Salted Peanutty Brownie Bites

Adapted from Better Homes and Gardens Ultimate Cookies and Bars

Bottom Layer:
1 1/4 cups finely crushed graham crackers (18 full grahams)
1/4 cup sugar
heaping 1/4 cup salted, dry-roasted peanuts
1/4 cup melted unsalted butter
hefty pinch salt

Middle (brownie) Layer:
1/4 cup unsalted butter
2 oz unsweetened chocolate, chopped
1 cup sugar
2 large eggs
1 t vanilla
1/4 t salt
2/3 cup AP flour
1/2 cup peanut butter chips

Top (frosting) layer:
1/4 cup room temperature unsalted butter
2 T creamy, not natural peanut butter, to taste
2 cups confectioners’ sugar
1 T milk (plus more to taste)
1/2 vanilla
pinch of salt
coarse sea salt for sprinkling
salted peanuts, optional

Preheat the oven to 350 F. Line the bottom of a 7X11(recipe calls for) or 9X13 (I used) pan with parchment paper. Set aside.

Make the crust by placing the peanuts in a food processor; pulse until coarsely chopped and add the graham crackers and pinch of salt. Process until it is all fine crumbs. Stir in the melted 1/2 cup butter and pat into parchment-lined pan. Press firmly and then bake for 5 minutes. Set aside to cool. Leave the oven on.

Melt the chocolate and 1/2 cup butter in the microwave on 50% power in 45 second increments. Stir until smooth. Add the sugar, 1/4 teaspoon salt, eggs and vanilla, and stir just until combined. Stir in the flour and peanut butter chips. Spread this brownie filling evenly over the baked crust. Bake for 20 more minutes, until the brownie layer is cooked. Set aside to cool completely.

Make the frosting by beating together 2 tablespoons of the peanut butter with 1/4 cup of softened butter. Gradually beat in 1 cup of powdered sugar. Add 1 tablespoon of milk, the pinch of salt and the vanilla. Gradually beat in an additional cup of powdered sugar. Add milk and peanut butter to your desired consistency and taste. You might also want more salt, but remember you will be sprinkling the bars with coarse salt.
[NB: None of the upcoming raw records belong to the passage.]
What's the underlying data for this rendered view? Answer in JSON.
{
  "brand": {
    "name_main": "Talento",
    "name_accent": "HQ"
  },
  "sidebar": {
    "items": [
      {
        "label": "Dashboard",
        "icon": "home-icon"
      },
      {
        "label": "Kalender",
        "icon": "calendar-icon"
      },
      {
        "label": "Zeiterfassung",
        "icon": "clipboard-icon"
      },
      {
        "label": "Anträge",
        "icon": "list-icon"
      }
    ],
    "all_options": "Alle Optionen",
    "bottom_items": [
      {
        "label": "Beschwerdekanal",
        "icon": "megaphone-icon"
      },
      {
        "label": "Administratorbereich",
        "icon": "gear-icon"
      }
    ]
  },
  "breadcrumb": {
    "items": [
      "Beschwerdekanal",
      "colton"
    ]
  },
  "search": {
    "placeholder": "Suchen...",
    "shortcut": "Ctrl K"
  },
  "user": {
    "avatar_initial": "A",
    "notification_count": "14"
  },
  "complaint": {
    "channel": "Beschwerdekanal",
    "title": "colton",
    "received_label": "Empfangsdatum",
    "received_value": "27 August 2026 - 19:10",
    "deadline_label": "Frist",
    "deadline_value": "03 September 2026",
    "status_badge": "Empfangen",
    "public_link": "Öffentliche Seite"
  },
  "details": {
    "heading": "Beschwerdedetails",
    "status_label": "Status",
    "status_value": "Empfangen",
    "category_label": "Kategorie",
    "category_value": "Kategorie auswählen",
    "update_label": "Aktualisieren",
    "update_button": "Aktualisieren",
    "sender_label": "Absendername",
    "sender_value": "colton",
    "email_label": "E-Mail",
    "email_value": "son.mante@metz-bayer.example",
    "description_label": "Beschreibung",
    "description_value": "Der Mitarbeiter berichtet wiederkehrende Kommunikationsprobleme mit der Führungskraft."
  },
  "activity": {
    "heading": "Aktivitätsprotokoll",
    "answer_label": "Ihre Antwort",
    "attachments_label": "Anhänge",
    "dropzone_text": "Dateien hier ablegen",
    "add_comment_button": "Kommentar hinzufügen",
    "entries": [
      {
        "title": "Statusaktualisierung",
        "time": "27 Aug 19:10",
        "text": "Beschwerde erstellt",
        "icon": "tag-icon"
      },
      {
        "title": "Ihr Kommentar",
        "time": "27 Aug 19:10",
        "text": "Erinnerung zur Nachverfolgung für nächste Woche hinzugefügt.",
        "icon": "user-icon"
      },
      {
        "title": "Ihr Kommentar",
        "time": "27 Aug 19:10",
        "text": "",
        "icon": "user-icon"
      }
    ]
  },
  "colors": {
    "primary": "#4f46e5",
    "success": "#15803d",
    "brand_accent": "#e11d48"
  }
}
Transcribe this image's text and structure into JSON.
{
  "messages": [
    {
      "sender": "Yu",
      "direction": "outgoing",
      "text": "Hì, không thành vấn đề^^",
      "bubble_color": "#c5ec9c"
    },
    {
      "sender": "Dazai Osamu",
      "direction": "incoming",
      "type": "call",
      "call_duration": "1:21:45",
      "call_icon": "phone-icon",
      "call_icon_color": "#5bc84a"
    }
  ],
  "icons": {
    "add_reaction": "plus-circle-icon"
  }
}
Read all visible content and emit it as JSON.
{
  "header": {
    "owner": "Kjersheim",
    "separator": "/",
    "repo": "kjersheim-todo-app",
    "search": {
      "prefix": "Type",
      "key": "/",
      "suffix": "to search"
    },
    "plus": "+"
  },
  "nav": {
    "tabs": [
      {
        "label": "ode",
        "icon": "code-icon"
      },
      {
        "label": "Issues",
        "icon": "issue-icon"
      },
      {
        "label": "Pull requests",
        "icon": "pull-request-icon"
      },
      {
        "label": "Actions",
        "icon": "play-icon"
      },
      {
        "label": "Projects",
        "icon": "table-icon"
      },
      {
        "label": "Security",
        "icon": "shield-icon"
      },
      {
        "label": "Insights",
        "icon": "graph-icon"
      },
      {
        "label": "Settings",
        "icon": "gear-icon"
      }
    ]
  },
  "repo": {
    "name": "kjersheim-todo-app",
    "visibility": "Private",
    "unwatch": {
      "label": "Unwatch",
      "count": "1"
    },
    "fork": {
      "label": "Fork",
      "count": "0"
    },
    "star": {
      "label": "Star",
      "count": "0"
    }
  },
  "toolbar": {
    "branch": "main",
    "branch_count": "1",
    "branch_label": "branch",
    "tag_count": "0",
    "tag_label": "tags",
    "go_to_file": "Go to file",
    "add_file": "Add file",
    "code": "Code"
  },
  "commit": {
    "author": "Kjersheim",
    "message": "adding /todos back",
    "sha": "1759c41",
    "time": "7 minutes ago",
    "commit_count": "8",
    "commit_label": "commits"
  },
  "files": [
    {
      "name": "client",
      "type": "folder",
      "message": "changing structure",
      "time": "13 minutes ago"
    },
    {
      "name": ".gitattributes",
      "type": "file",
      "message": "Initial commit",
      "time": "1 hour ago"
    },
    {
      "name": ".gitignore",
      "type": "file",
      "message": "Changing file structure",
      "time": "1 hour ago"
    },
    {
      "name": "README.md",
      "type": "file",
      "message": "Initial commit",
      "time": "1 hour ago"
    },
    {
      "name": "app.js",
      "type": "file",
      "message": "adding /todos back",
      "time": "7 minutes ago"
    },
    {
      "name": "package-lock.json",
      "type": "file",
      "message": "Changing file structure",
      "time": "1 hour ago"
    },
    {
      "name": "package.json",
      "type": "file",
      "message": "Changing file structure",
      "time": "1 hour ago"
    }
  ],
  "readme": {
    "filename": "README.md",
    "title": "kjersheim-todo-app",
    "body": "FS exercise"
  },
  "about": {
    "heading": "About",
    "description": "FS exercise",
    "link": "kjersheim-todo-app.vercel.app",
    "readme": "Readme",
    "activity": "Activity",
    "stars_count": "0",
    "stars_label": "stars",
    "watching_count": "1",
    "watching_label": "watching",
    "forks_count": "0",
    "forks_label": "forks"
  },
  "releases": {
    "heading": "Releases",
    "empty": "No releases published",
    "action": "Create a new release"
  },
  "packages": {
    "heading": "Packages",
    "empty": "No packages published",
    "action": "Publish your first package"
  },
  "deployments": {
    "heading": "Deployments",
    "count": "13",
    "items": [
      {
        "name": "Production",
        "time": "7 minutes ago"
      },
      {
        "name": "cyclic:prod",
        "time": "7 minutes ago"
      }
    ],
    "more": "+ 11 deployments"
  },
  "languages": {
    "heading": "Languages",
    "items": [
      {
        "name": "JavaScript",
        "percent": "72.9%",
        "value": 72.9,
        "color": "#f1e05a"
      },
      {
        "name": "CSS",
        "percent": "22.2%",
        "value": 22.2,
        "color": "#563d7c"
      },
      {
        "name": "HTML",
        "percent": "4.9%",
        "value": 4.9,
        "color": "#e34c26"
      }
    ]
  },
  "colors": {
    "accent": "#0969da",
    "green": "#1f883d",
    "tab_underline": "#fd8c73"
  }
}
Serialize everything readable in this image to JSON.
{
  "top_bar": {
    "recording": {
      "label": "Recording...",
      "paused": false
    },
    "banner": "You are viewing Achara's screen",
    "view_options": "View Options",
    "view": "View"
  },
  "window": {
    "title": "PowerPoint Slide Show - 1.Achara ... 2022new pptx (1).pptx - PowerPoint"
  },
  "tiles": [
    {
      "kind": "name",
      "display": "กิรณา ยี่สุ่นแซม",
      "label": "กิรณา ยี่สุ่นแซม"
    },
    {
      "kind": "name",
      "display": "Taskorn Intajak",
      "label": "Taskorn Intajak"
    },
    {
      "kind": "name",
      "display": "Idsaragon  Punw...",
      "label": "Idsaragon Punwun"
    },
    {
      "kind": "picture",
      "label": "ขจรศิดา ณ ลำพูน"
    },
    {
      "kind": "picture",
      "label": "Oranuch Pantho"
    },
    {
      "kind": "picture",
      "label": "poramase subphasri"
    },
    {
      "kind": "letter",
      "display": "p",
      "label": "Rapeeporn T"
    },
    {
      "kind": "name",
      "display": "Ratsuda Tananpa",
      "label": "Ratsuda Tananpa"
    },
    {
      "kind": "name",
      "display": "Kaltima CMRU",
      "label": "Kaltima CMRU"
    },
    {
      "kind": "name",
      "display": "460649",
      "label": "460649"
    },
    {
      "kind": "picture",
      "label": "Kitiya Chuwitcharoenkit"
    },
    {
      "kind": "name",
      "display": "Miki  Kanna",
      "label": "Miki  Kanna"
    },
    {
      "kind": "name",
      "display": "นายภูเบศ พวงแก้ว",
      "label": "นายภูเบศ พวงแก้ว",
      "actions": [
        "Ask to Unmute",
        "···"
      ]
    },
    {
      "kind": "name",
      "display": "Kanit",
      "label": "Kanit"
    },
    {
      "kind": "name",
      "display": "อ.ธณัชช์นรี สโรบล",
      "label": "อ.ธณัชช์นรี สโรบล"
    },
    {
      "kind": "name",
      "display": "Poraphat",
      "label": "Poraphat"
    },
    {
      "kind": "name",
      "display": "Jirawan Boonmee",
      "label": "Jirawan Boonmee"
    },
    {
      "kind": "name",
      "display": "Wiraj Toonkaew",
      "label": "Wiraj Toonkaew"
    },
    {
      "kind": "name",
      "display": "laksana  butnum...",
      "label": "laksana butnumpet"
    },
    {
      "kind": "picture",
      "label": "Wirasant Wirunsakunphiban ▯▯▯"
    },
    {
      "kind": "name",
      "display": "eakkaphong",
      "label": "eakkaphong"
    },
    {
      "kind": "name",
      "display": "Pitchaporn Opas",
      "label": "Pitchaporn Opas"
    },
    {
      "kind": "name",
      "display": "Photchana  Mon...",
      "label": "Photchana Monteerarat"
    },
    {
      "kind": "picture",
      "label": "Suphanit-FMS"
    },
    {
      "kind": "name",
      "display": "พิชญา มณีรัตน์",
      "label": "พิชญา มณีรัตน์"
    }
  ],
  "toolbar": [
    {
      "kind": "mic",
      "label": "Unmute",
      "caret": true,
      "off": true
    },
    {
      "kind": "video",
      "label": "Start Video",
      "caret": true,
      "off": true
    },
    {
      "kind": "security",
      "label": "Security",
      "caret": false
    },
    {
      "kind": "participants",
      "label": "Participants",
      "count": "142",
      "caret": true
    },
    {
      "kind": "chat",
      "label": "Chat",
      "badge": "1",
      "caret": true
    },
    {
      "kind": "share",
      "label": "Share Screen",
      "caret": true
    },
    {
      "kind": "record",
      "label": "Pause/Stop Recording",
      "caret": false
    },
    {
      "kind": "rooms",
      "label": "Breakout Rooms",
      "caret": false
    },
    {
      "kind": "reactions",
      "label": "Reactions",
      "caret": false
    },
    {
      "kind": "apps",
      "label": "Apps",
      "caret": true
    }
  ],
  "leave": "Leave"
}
Spread the frosting over the cooled brownie layer. Sprinkle with coarse sea salt. Remove in one large slab using the parchment paper. Slice into small bars (these are very rich, small is the way to go). Press a few peanuts into each bar if desired (I did some but decided I liked them better without, I found the peanuts distracting). They keep well in the refrigerator.